Fig. 11.4 Internal resorption affecting the pulp chamber of the maxillary second molar, the crown exhibited a pinkish discoloration (arrowed)
Fig. 11.5 Internal resorption affecting the maxillary lateral incisor, the pulp became infected and apical periodontitis developed
Radiographically, the appearance of internal resorption has been classically described as a well-circumscribed, symmetrical, oval or circular shaped radiolucency continuous with the root canal (Fig. 11.6). The radiolucency has a uniform density and the pulp chamber or canal cannot be followed through the lesion. The position of the radiolucency remains the same in mesial or distal angled radiographic views. However, a radiopaque mass resembling calcification may be present within the lesion or in the canal space apical to the internal resorption. A periradicular radiolucency may be associated with perforation of the root or total necrosis of the pulp in advanced cases (Fig. 11.7). This may pose difficulty in differentiation from external inflammatory resorption associated with root-canal infection (Fig. 11.8).
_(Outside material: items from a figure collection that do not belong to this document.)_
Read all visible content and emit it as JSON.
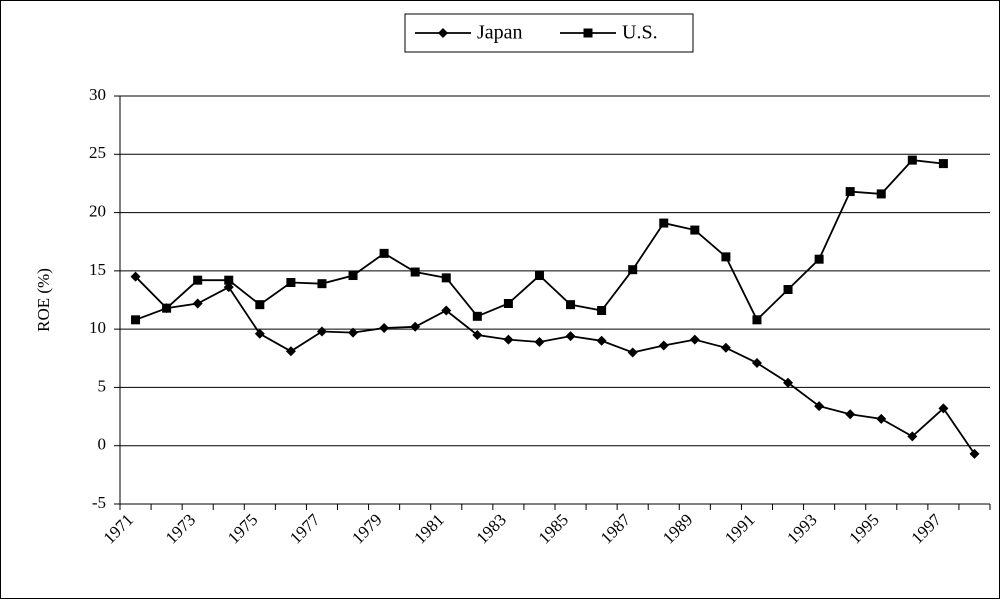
{
  "chart_data": {
    "type": "line",
    "y_label": "ROE (%)",
    "categories": [
      "1971",
      null,
      "1973",
      null,
      "1975",
      null,
      "1977",
      null,
      "1979",
      null,
      "1981",
      null,
      "1983",
      null,
      "1985",
      null,
      "1987",
      null,
      "1989",
      null,
      "1991",
      null,
      "1993",
      null,
      "1995",
      null,
      "1997",
      null
    ],
    "series": [
      {
        "name": "Japan",
        "color": "#000000",
        "marker": "diamond",
        "values": [
          14.5,
          11.8,
          12.2,
          13.6,
          9.6,
          8.1,
          9.8,
          9.7,
          10.1,
          10.2,
          11.6,
          9.5,
          9.1,
          8.9,
          9.4,
          9.0,
          8.0,
          8.6,
          9.1,
          8.4,
          7.1,
          5.4,
          3.4,
          2.7,
          2.3,
          0.8,
          3.2,
          -0.7
        ]
      },
      {
        "name": "U.S.",
        "color": "#000000",
        "marker": "square",
        "values": [
          10.8,
          11.8,
          14.2,
          14.2,
          12.1,
          14.0,
          13.9,
          14.6,
          16.5,
          14.9,
          14.4,
          11.1,
          12.2,
          14.6,
          12.1,
          11.6,
          15.1,
          19.1,
          18.5,
          16.2,
          10.8,
          13.4,
          16.0,
          21.8,
          21.6,
          24.5,
          24.2,
          null
        ]
      }
    ],
    "ylim": [
      -5,
      30
    ],
    "yticks": [
      -5,
      0,
      5,
      10,
      15,
      20,
      25,
      30
    ],
    "grid": true,
    "legend": "top"
  }
}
Occasionally, internal resorptive lesions remain undetected and may only appear incidentally on a post-obturation radiograph (Fig. 11.9).
Fig. 11.7 The right maxillary lateral incisor associated with extensive internal resorption and associated periradicular radiolucency where it breached the distal surface (arrowed)
Fig. 11.8 (a–c) Internal resorption affecting the left maxillary incisor with similar presentation as external resorption
It may be difficult to control haemorrhage and to remove completely the severely inflamed tissue from the resorptive defect. Therefore, debridement should be carried out using copious amounts of sodium hypochlorite irrigant. In addition to its antibacterial properties, sodium hypochlorite also possesses tissue-dissolving ability. Use of higher concentration (5%) of sodium hypochlorite in combination with ultrasonic agitation has been recommended and may enhance debridement. The canal should be checked for perforation by exploring with a curved file attached to an apex locator. Care should be taken to prevent extrusion of sodium hypochlorite irrigant through any perforation. An extensive lesion with calcification may render canal location and complete debridement of the resorptive defect impossible (Figs 11.4, 11.10). Calcium hydroxide dressing should be used between appointments to prevent recolonization by bacteria and to facilitate removal of any residual inflamed tissue within the irregular resorptive defect. Long-term dressing with calcium hydroxide is indicated to induce hard tissue repair if a perforation is present (see Figs 11.7, 11.11). It may be prudent to delay root-canal obturation until complete bone healing has occurred to ensure minimum extrusion of filling material.
Fig. 11.10 (a,b) Extensive internal resorption defect with calcification of the tooth in Figure 11.4 rendered complete debridement impossible
Fig. 11.11 (a) Internal resorption in a maxillary central incisor; (b) calcium hydroxide dressing filling the defect incompletely and inadequately; (c) apical part of the root canal obturated with laterally compacted gutta-percha and sealer; (d) the resorption cavity and coronal part of the canal obturated with warm gutta-percha and sealer
Complete obturation of the defect may be achieved by using a thermoplasticized root-filling technique, such as injection of molten gutta-percha using an Obtura II system (see Chapter 8) after filling the canal apical to the defect using lateral or vertical compaction technique (Fig. 11.11).